Deteriorating Financials: An Inevitable Bearish Trend?
Most, if not all, of HIMX's financial metrics, have plummeted this year. The poor inventory statistics and the unfavorable macroeconomic climate have hit the company very hard, leading to a worrying and what appears to be an irreversible trend in the near term.
To begin with, the company’s revenues are on a sharp downward trend since January, from a figure of about $500M in January to the current figure of $213.63. This decline represents about a 57% decline in revenues since January.
Additionally, the company's profitability is plummeting, which is a major concern.

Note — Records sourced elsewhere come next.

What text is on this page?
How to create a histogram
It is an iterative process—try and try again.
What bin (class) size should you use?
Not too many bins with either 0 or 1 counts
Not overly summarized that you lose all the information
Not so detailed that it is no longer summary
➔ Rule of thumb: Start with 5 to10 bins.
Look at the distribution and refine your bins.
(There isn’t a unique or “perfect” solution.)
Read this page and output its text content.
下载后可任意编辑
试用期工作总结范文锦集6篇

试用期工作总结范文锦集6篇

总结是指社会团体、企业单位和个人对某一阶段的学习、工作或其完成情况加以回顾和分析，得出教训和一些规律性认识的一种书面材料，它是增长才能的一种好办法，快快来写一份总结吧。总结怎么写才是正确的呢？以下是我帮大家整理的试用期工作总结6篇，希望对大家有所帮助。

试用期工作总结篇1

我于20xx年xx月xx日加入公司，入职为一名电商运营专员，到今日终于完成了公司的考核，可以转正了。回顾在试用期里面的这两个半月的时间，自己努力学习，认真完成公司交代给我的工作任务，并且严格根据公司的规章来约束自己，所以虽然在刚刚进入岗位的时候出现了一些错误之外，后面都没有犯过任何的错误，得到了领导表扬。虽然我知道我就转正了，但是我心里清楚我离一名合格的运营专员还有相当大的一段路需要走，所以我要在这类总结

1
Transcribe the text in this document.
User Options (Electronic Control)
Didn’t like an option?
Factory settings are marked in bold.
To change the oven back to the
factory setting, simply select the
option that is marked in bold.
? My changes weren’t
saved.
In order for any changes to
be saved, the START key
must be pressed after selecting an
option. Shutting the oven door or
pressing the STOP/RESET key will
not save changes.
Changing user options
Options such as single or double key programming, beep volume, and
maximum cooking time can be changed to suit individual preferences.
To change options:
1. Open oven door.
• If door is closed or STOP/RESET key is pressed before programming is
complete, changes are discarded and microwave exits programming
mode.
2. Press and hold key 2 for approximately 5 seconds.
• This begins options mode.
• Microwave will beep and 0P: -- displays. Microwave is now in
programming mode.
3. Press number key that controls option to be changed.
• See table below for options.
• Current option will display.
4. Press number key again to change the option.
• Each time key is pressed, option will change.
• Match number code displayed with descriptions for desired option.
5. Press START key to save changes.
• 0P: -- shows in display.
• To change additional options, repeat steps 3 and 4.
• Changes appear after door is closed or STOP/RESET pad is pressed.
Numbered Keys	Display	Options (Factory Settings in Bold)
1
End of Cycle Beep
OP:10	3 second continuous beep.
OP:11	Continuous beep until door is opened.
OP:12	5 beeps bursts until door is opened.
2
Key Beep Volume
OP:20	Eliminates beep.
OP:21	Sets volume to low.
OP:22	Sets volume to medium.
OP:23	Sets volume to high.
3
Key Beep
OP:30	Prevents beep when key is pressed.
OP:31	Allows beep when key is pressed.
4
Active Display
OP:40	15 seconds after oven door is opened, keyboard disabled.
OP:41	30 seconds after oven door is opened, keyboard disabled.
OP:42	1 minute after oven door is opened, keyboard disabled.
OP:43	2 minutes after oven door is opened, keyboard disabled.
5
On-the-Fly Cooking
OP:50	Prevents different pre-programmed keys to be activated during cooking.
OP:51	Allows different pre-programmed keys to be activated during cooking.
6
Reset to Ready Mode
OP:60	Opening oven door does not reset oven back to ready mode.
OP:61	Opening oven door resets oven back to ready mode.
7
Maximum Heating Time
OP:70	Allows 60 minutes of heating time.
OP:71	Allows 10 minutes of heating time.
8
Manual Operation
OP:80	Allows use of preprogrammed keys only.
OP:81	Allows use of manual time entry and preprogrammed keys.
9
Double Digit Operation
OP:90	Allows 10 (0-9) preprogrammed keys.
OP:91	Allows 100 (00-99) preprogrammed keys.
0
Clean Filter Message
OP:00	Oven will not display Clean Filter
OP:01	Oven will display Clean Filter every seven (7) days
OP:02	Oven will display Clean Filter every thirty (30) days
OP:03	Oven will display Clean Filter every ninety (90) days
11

Its gross profit margin, for example, has dropped dramatically, from above 55% in January to around 34.95%, a drop of around 19%. Its net income and EBIT Margin are likewise rapidly declining.
In terms of liquidity, as of the 30th of September 2022, they had $227.9 million in liquid assets, which includes cash and other financial assets, down from $250.8 million a year earlier and $461.6 million in the previous quarter. The company's financials have already been trending south, and this decrease in liquidity only exacerbates the situation. The bad liquidity characteristics of the corporation are summed up by the negative levered free cash flow trailing at -77.26M.
Overall, the company's financial situation is degrading at a rapid pace due to industry challenges, and this pattern indicates an inevitable negative performance in the near future, in my opinion. The market as a whole appears to be trending downhill, but the table below suggests that HIMX is falling at a quicker rate.
Conclusion
As a result of factors such as supply chain interruptions and rising prices, the semiconductor sector struggled in 2022. The recent US sanctions on China have only served to exacerbate these challenges, making the near-term prognosis for the industry even less optimistic.
As a result of these challenges, HIMX's share price and financial performance have taken on a sharp downward trajectory that appears irreversible in the near future. I anticipate that the company's present downward trend will continue in the near future as a result of the inventory problems brought on by poor demand. There are a lot of uncertainties about the long-term prospects of the industry, therefore I suggest holding on to this stock for the time being as we observe how the industry adapts to the current bad performance and finds ways to succeed in the future.